CONSERVATIVES will today call for urgent action to tackle the attainment gap between children from rich and poor backgrounds.
Pupils in some deprived areas are twenty times less likely to achieve three As at Higher Grade, according to research by the party.
The party will use a debate at Holyrood to press for greater diversity in Scottish schools and for parents to be given more of a say in their child’s education.
Tories argue that different educational models from around the world should be looked at, such as the boards of trustees appointed by parents in New Zealand, charter schools in the US, where the state issues a licence to a provider who operates a school, and free schools in Sweden.
Speaking ahead of the debate, Conservative young people spokeswoman Liz Smith said: “Not all children learn the same and they should not all be taught the same.”
Her motion for debate also calls for “full autonomy for headteachers and a renewed emphasis on improving basic skills in literacy and numeracy”.
It follows a Scottish Government report in April that concluded that in P4 and P7 there were “statistically significantly lower levels of attainment in 2013 compared to 2011”.
Ms Smith said: “Scotland should be a country where every child has the same chance of a good education.
“But the reality is that it still matters whether you are rich or poor, with a pupil’s chances of gaining good grades dependent on their postcode.
“Too many schools are failing too many of our children and that has to change.
“The time has come for radical action to get rid of the ‘one size fits all’ approach we have in schools and start offering parents - and pupils - a real choice.”
A Scottish Government spokesman said: “Scotland’s schools compare strongly when measured against international standards and the Curriculum for Excellence continues to deliver improved outcomes using evidence-based approaches to raising attainment - including a focus on strong leadership, high-quality learning and teaching, literacy, numeracy and parental engagement.
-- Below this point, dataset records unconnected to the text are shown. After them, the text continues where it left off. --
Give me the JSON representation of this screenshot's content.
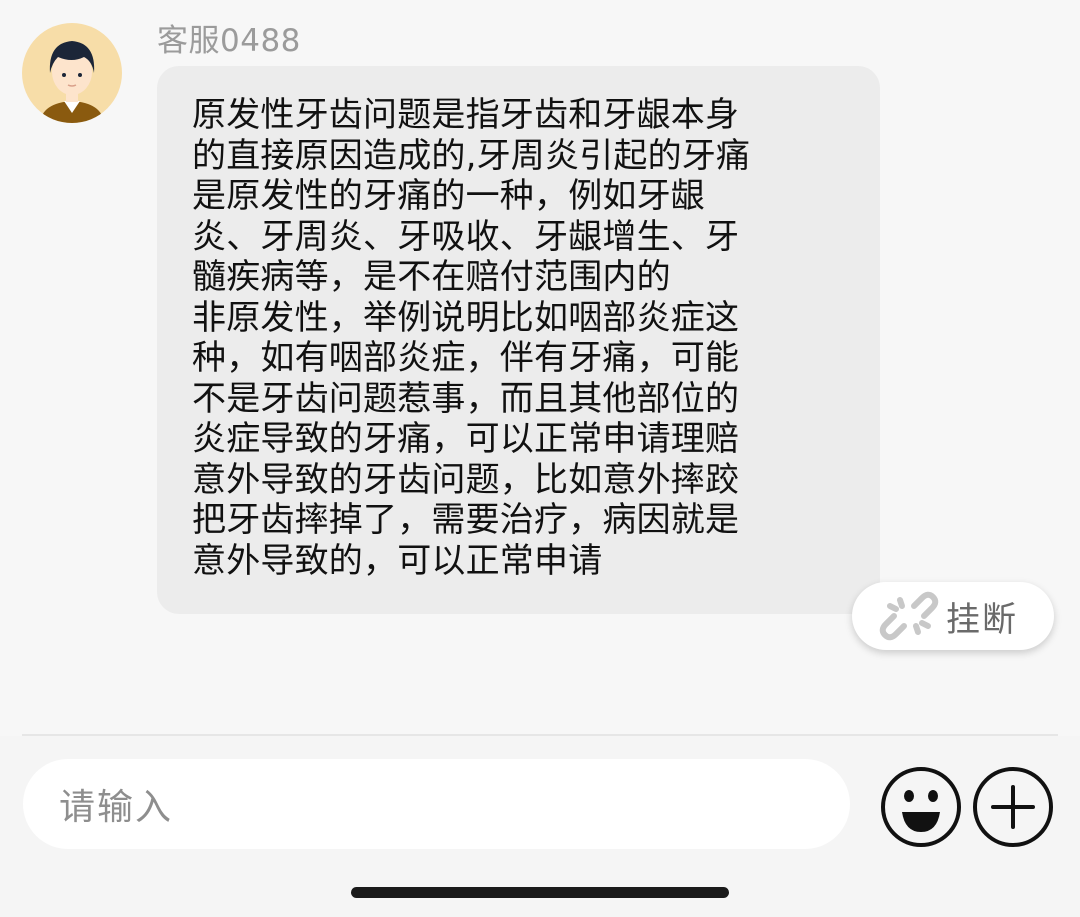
{
  "message": {
    "sender": "客服0488",
    "lines": [
      "原发性牙齿问题是指牙齿和牙龈本身",
      "的直接原因造成的,牙周炎引起的牙痛",
      "是原发性的牙痛的一种，例如牙龈",
      "炎、牙周炎、牙吸收、牙龈增生、牙",
      "髓疾病等，是不在赔付范围内的",
      "非原发性，举例说明比如咽部炎症这",
      "种，如有咽部炎症，伴有牙痛，可能",
      "不是牙齿问题惹事，而且其他部位的",
      "炎症导致的牙痛，可以正常申请理赔",
      "意外导致的牙齿问题，比如意外摔跤",
      "把牙齿摔掉了，需要治疗，病因就是",
      "意外导致的，可以正常申请"
    ]
  },
  "hangup": {
    "label": "挂断",
    "icon": "broken-link-icon"
  },
  "input": {
    "placeholder": "请输入"
  },
  "icons": {
    "emoji": "smiley-face-icon",
    "plus": "plus-icon"
  },
  "colors": {
    "bubble": "#ececec",
    "avatar_bg": "#f7dda8"
  }
}
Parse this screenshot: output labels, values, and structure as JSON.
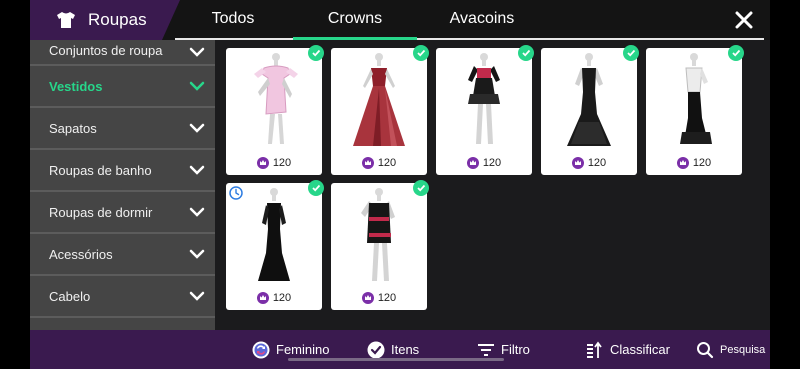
{
  "header": {
    "title": "Roupas",
    "tabs": [
      {
        "label": "Todos"
      },
      {
        "label": "Crowns"
      },
      {
        "label": "Avacoins"
      }
    ],
    "active_tab": "Crowns"
  },
  "sidebar": {
    "items": [
      {
        "label": "Conjuntos de roupa"
      },
      {
        "label": "Vestidos"
      },
      {
        "label": "Sapatos"
      },
      {
        "label": "Roupas de banho"
      },
      {
        "label": "Roupas de dormir"
      },
      {
        "label": "Acessórios"
      },
      {
        "label": "Cabelo"
      }
    ],
    "active": "Vestidos"
  },
  "items": [
    {
      "price": "120",
      "owned": true,
      "outfit": "pink-mini-dress"
    },
    {
      "price": "120",
      "owned": true,
      "outfit": "red-ball-gown"
    },
    {
      "price": "120",
      "owned": true,
      "outfit": "black-ruffle-mini"
    },
    {
      "price": "120",
      "owned": true,
      "outfit": "black-mermaid-gown"
    },
    {
      "price": "120",
      "owned": true,
      "outfit": "black-white-mermaid"
    },
    {
      "price": "120",
      "owned": true,
      "timed": true,
      "outfit": "black-lace-gown"
    },
    {
      "price": "120",
      "owned": true,
      "outfit": "jersey-88-dress"
    }
  ],
  "bottom_bar": {
    "gender": "Feminino",
    "items": "Itens",
    "filter": "Filtro",
    "sort": "Classificar",
    "search": "Pesquisa"
  },
  "colors": {
    "accent_green": "#27d68a",
    "purple": "#3a1a4f",
    "crown_purple": "#7b2fa8",
    "clock_blue": "#2f7de1"
  }
}
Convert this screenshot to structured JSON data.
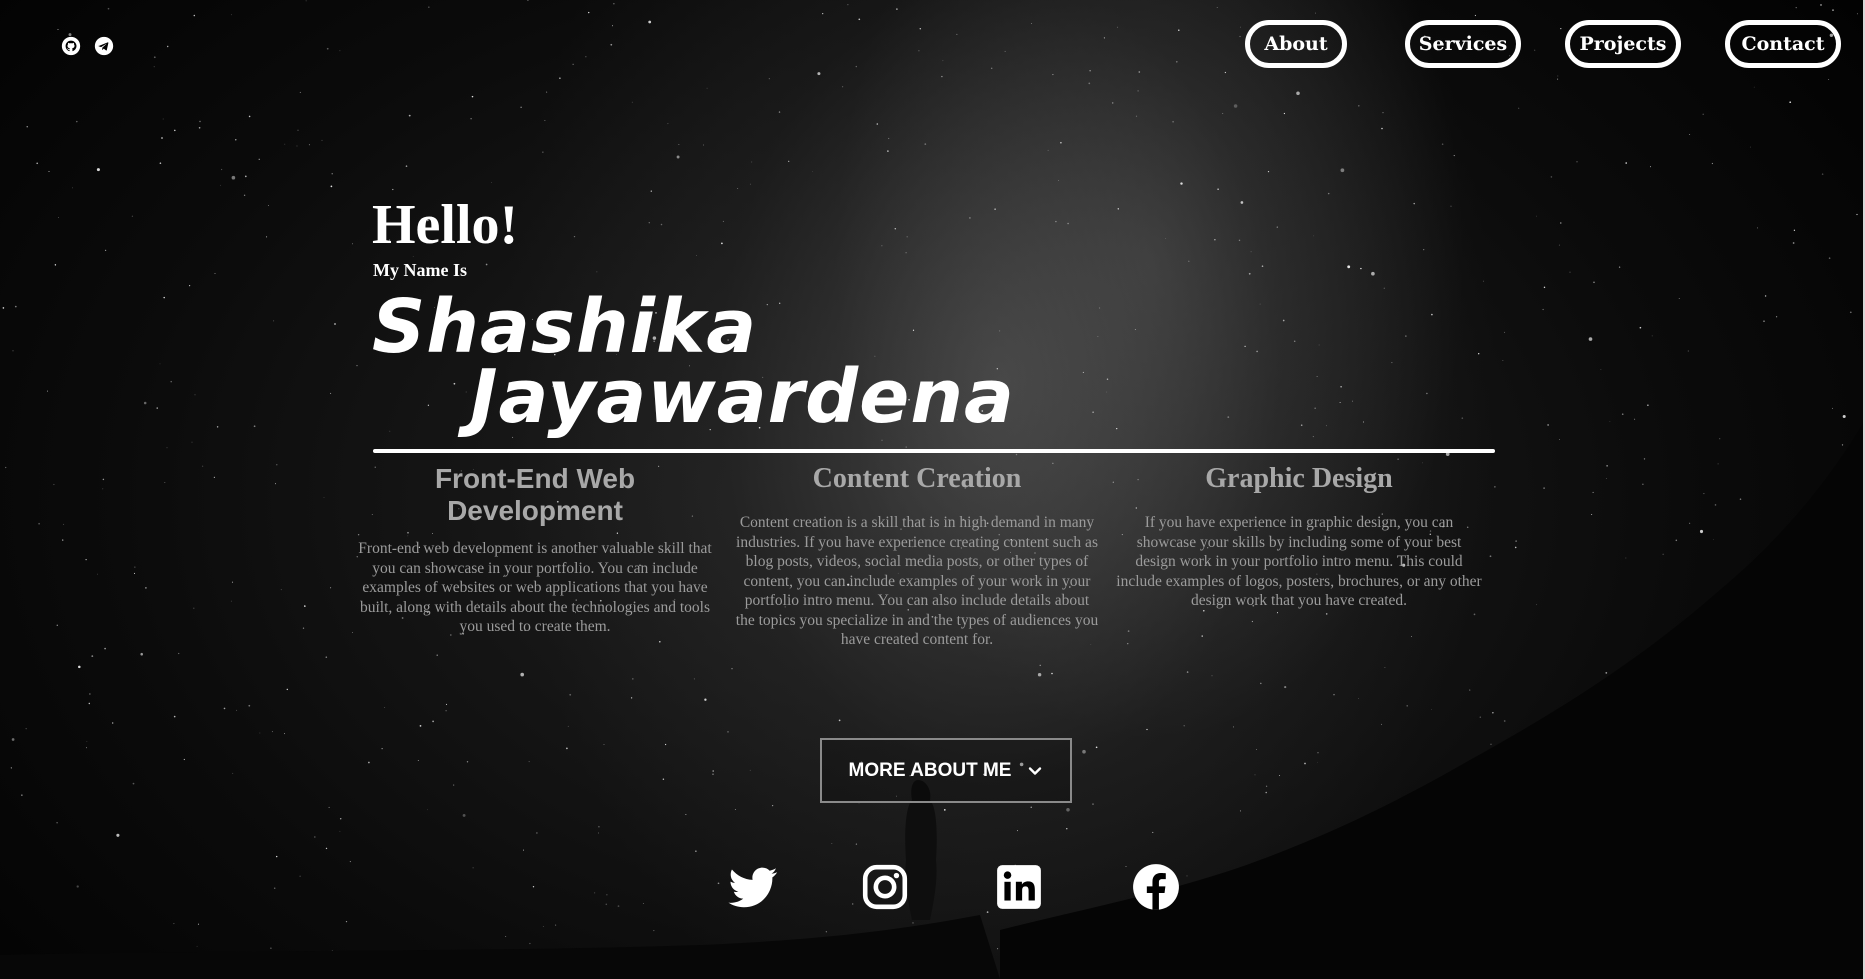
{
  "top_icons": [
    "github-icon",
    "telegram-icon"
  ],
  "nav": {
    "about": "About",
    "services": "Services",
    "projects": "Projects",
    "contact": "Contact"
  },
  "hero": {
    "greeting": "Hello!",
    "intro": "My Name Is",
    "first_name": "Shashika",
    "last_name": "Jayawardena"
  },
  "skills": [
    {
      "title": "Front-End Web Development",
      "description": "Front-end web development is another valuable skill that you can showcase in your portfolio. You can include examples of websites or web applications that you have built, along with details about the technologies and tools you used to create them."
    },
    {
      "title": "Content Creation",
      "description": "Content creation is a skill that is in high demand in many industries. If you have experience creating content such as blog posts, videos, social media posts, or other types of content, you can include examples of your work in your portfolio intro menu. You can also include details about the topics you specialize in and the types of audiences you have created content for."
    },
    {
      "title": "Graphic Design",
      "description": "If you have experience in graphic design, you can showcase your skills by including some of your best design work in your portfolio intro menu. This could include examples of logos, posters, brochures, or any other design work that you have created."
    }
  ],
  "more_button": {
    "label": "MORE ABOUT ME",
    "icon": "chevron-down-icon"
  },
  "social": [
    "twitter-icon",
    "instagram-icon",
    "linkedin-icon",
    "facebook-icon"
  ],
  "colors": {
    "background": "#000000",
    "text": "#ffffff",
    "muted_text": "#9b9b9b"
  }
}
“We also have a record high number of school leavers in positive destinations, more new or refurbished schools and earlier this year ONS revealed Scotland to be the most highly-educated country in Europe.
“Ministers consider that the greatest challenge facing Scottish education is the impact of poverty and inequality on pupils’ ability to learn - serious issues that do not start at the school gate and which are, in part, impacted by policies of the UK Government.
“Nonetheless, the Scottish Governments remains determined to work with partners to continue tackling the implications of that inequality, including reducing the attainment gap and helping give every young person the best start in life.”